Preheat the Oven: Preheat your oven to 350°F (175°C). Grease a 9x13-inch baking dish with butter or non-stick spray.
Make the Cake:
In a medium bowl, whisk together the flour, baking powder, and salt. Set aside.
In a large mixing bowl, beat the eggs and sugar using an electric mixer on medium speed until light and fluffy, about 5 minutes.
Add the vanilla extract and the milk, mixing until combined.
Gradually fold the dry ingredients into the wet ingredients using a spatula.
Pour the batter into the prepared baking dish and smooth the top.
Bake the Cake:
Bake for 25-30 minutes or until a toothpick inserted in the center comes out clean.
Let the cake cool in the baking dish for 10 minutes.
Make the Milk Soak:
While the cake cools, mix together the evaporated milk, sweetened condensed milk, and whole milk in a bowl.

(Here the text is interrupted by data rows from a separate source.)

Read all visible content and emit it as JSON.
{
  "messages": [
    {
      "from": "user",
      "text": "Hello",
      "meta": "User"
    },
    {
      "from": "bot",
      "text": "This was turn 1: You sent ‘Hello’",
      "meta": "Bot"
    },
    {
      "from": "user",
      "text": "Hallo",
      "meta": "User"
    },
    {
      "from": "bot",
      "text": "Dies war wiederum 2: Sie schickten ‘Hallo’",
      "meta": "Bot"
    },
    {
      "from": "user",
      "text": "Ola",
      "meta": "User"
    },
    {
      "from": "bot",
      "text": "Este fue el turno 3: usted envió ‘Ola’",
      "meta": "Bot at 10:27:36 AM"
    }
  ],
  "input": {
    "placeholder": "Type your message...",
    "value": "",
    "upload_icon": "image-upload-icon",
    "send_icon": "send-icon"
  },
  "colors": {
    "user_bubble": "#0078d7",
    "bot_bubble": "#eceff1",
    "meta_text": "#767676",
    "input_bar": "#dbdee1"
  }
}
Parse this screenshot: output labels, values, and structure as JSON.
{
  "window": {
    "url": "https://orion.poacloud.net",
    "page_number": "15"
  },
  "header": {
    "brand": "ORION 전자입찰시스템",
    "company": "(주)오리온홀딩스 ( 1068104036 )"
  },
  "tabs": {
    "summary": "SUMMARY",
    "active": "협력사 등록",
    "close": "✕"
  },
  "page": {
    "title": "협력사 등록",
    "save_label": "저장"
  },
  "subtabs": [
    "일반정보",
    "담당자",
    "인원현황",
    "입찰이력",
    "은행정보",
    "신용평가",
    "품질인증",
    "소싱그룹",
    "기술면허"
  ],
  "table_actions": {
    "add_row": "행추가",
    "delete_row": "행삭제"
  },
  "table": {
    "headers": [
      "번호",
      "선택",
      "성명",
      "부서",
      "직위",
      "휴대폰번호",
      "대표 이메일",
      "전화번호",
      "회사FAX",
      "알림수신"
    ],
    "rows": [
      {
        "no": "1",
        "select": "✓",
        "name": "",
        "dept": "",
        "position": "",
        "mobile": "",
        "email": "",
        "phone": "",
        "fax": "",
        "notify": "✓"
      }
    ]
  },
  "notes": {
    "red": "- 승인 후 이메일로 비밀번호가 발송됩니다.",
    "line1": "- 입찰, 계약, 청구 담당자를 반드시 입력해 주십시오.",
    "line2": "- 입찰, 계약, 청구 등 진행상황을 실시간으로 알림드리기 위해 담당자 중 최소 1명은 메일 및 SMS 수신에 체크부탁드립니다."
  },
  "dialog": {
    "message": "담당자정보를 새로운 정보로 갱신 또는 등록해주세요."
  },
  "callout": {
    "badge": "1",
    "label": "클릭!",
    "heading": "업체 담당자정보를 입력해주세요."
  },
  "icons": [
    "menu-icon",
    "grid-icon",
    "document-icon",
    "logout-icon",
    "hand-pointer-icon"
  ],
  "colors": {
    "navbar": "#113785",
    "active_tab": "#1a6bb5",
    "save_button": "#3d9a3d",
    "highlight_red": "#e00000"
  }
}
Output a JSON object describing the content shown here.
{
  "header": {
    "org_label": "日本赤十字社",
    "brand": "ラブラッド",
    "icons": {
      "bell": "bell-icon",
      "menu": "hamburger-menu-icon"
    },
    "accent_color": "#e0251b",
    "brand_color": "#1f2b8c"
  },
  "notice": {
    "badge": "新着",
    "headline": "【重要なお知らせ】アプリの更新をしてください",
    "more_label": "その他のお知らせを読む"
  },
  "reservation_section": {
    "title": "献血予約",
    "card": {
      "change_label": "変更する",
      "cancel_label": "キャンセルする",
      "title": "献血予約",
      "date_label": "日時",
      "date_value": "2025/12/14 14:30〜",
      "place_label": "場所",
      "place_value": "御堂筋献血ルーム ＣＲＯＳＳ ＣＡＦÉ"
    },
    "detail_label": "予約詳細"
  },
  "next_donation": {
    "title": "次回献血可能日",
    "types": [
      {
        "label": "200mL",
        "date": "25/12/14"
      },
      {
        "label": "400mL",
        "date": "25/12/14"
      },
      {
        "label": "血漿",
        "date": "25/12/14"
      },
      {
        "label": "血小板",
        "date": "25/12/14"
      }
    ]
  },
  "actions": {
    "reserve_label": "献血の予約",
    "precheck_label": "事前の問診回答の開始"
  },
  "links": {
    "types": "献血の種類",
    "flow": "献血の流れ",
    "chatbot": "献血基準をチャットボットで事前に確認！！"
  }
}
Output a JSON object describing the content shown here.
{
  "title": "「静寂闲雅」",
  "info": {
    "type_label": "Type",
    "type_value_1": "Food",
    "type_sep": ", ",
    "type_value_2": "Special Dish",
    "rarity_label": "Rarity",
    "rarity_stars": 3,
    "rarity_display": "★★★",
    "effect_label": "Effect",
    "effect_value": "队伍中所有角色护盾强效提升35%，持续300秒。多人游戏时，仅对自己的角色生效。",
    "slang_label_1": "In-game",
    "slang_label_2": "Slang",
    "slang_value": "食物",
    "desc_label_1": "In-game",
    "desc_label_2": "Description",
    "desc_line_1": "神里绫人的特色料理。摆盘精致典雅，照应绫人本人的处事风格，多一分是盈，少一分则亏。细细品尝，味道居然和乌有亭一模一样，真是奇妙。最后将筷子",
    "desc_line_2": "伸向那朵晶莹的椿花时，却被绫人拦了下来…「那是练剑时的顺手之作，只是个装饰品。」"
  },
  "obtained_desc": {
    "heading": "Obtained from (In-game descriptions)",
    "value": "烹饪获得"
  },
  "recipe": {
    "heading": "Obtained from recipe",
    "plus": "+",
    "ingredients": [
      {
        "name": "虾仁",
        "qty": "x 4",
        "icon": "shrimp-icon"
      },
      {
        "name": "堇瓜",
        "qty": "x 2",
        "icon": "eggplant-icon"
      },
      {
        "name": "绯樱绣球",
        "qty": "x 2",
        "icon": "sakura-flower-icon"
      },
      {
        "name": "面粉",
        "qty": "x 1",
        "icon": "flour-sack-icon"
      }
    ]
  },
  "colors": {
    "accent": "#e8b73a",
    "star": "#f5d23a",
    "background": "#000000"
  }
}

Once the cake has cooled for 10 minutes, poke holes all over the surface using a fork or toothpick.
Pour the milk soak mixture evenly over the cake, allowing it to absorb the liquid. Let it sit for at least 30 minutes, or refrigerate overnight for best results.
Make the Whipped Cream Topping:
Whip the heavy cream with powdered sugar and vanilla extract until stiff peaks form.
Spread the whipped cream evenly over the soaked cake.